6:45 PM Eastern Saturday June 18, 2011


  1. http://www.asianweek.com/2011/06/17/debunking-gundersen-alex-jones-of-fukushima/

  2. Very good points and points. You always expect new equipment running for the first time to hit some speed bumps. I wish the NRC would take a more bull by the horns stance at lashing wild rumors. Crying (wolf) fire in a theater's illegal too.

    Re: AsianWeek

    I would've expected more in-depth objective and less alarmist politically-colored reporting by AsianWeek. Shame.

    James Greenidge

  3. Could you please comment on the "hot particles" about which Gundersen has warned his viewers?

  4. > hot particles
    > asian week

    AsianWeek summarizes and mirrors what's being written in Asian sources.

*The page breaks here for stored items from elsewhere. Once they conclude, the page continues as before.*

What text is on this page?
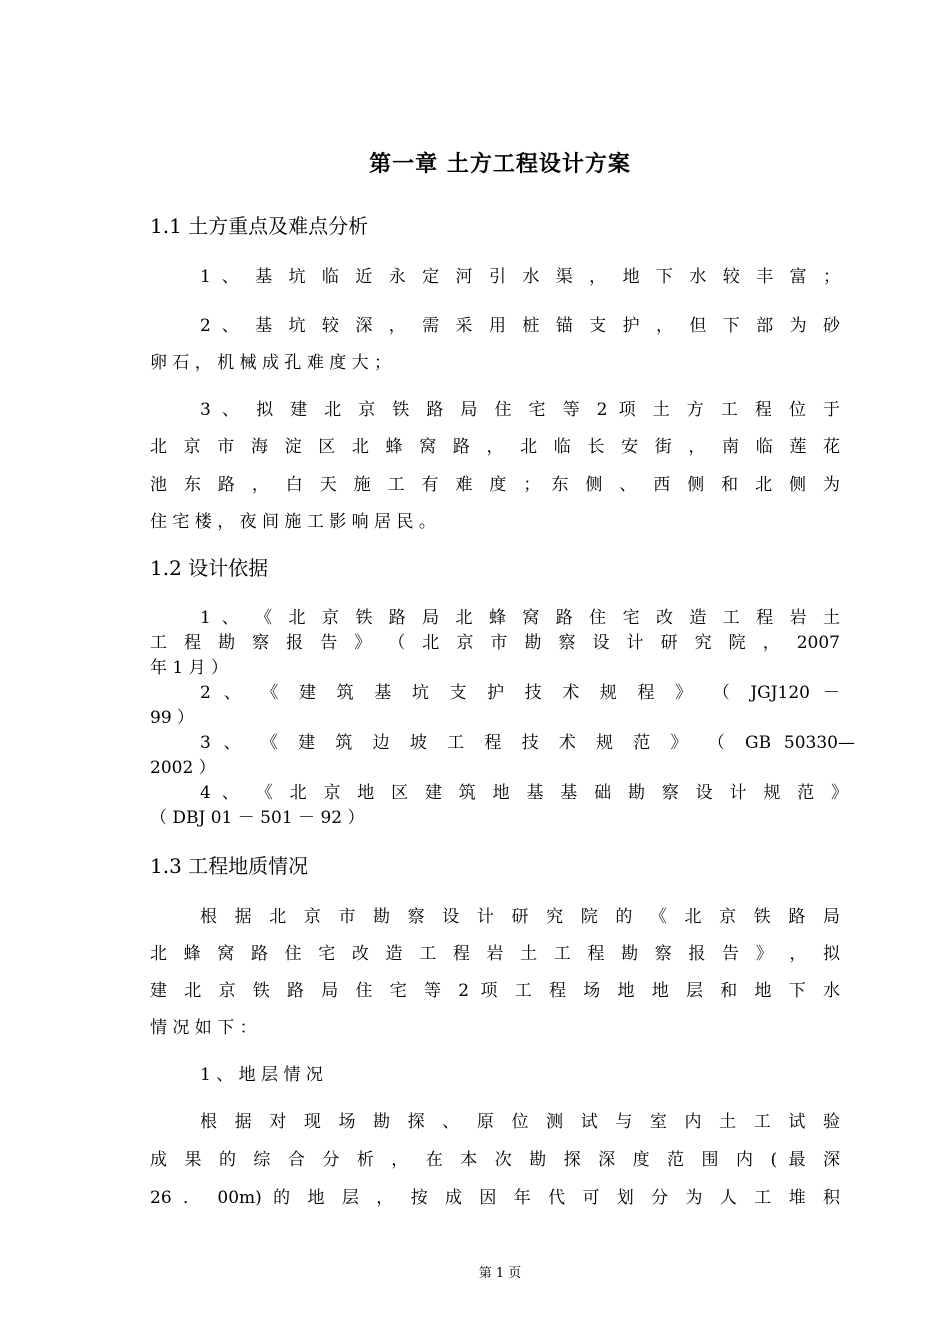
第一章 土方工程设计方案
1.1 土方重点及难点分析
1 、 基 坑 临 近 永 定 河 引 水 渠 ， 地 下 水 较 丰 富 ；
2 、 基 坑 较 深 ， 需 采 用 桩 锚 支 护 ， 但 下 部 为 砂
卵 石 ， 机 械 成 孔 难 度 大 ；
3 、 拟 建 北 京 铁 路 局 住 宅 等 2 项 土 方 工 程 位 于
北 京 市 海 淀 区 北 蜂 窝 路 ， 北 临 长 安 街 ， 南 临 莲 花
池 东 路 ， 白 天 施 工 有 难 度 ； 东 侧 、 西 侧 和 北 侧 为
住 宅 楼 ， 夜 间 施 工 影 响 居 民 。
1.2 设计依据
1 、 《 北 京 铁 路 局 北 蜂 窝 路 住 宅 改 造 工 程 岩 土
工 程 勘 察 报 告 》 （ 北 京 市 勘 察 设 计 研 究 院 ， 2007
年 1 月 ）
2 、 《 建 筑 基 坑 支 护 技 术 规 程 》 （ JGJ120 －
99 ）
3 、 《 建 筑 边 坡 工 程 技 术 规 范 》 （ GB 50330—
2002 ）
4 、 《 北 京 地 区 建 筑 地 基 基 础 勘 察 设 计 规 范 》
（ DBJ 01 － 501 － 92 ）
1.3 工程地质情况
根 据 北 京 市 勘 察 设 计 研 究 院 的 《 北 京 铁 路 局
北 蜂 窝 路 住 宅 改 造 工 程 岩 土 工 程 勘 察 报 告 》 ， 拟
建 北 京 铁 路 局 住 宅 等 2 项 工 程 场 地 地 层 和 地 下 水
情 况 如 下 ：
1 、 地 层 情 况
根 据 对 现 场 勘 探 、 原 位 测 试 与 室 内 土 工 试 验
成 果 的 综 合 分 析 ， 在 本 次 勘 探 深 度 范 围 内 ( 最 深
26 ． 00m) 的 地 层 ， 按 成 因 年 代 可 划 分 为 人 工 堆 积
第 1 页
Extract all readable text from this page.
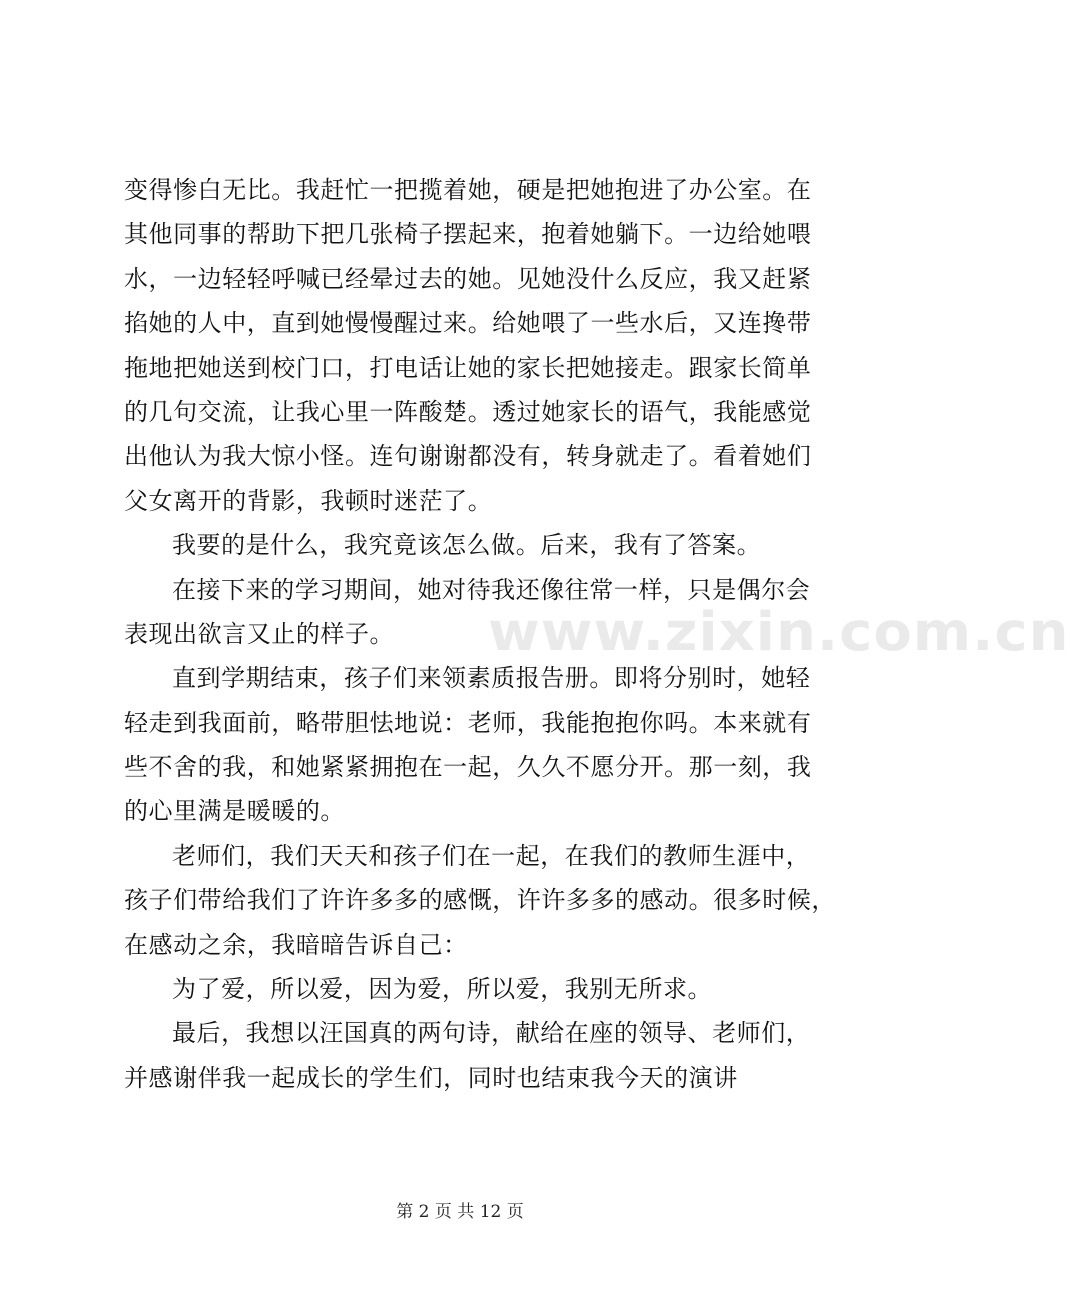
变得惨白无比。我赶忙一把揽着她，硬是把她抱进了办公室。在
其他同事的帮助下把几张椅子摆起来，抱着她躺下。一边给她喂
水，一边轻轻呼喊已经晕过去的她。见她没什么反应，我又赶紧
掐她的人中，直到她慢慢醒过来。给她喂了一些水后，又连搀带
拖地把她送到校门口，打电话让她的家长把她接走。跟家长简单
的几句交流，让我心里一阵酸楚。透过她家长的语气，我能感觉
出他认为我大惊小怪。连句谢谢都没有，转身就走了。看着她们
父女离开的背影，我顿时迷茫了。
我要的是什么，我究竟该怎么做。后来，我有了答案。
在接下来的学习期间，她对待我还像往常一样，只是偶尔会
表现出欲言又止的样子。
直到学期结束，孩子们来领素质报告册。即将分别时，她轻
轻走到我面前，略带胆怯地说：老师，我能抱抱你吗。本来就有
些不舍的我，和她紧紧拥抱在一起，久久不愿分开。那一刻，我
的心里满是暖暖的。
老师们，我们天天和孩子们在一起，在我们的教师生涯中，
孩子们带给我们了许许多多的感慨，许许多多的感动。很多时候，
在感动之余，我暗暗告诉自己：
为了爱，所以爱，因为爱，所以爱，我别无所求。
最后，我想以汪国真的两句诗，献给在座的领导、老师们，
并感谢伴我一起成长的学生们，同时也结束我今天的演讲
www.zixin.com.cn
第 2 页 共 12 页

    Good see the Gunderson bunk reported as bunk there.

    A bit more here on the water filtration system:

    "... Company officials said they did not know what caused the high levels of radioactivity near the purification equipment and did not know when it would be back in operation....leaks ... and glitches in computer programs operating the pumps ... forced TEPCO to cut short the trials and go straight to full operation on 8 p.m. on June 17. Five hours later, the unit was again at a standstill.... The containers were expected to be replaced once a month. TEPCO said it was surprised that the threshold had been exceeded in such a short time."

  5. The containers were expected to be replaced once a month. TEPCO said it was surprised that the threshold had been exceeded in such a short time."

    Almost sounds more like a flaw in their metering system than actual particulate saturation in filtration. Wouldn't they be monitoring rads in the intake hoses before entering the containers? Maybe its also very dirty water from salt and resultant corrosion gumming the works.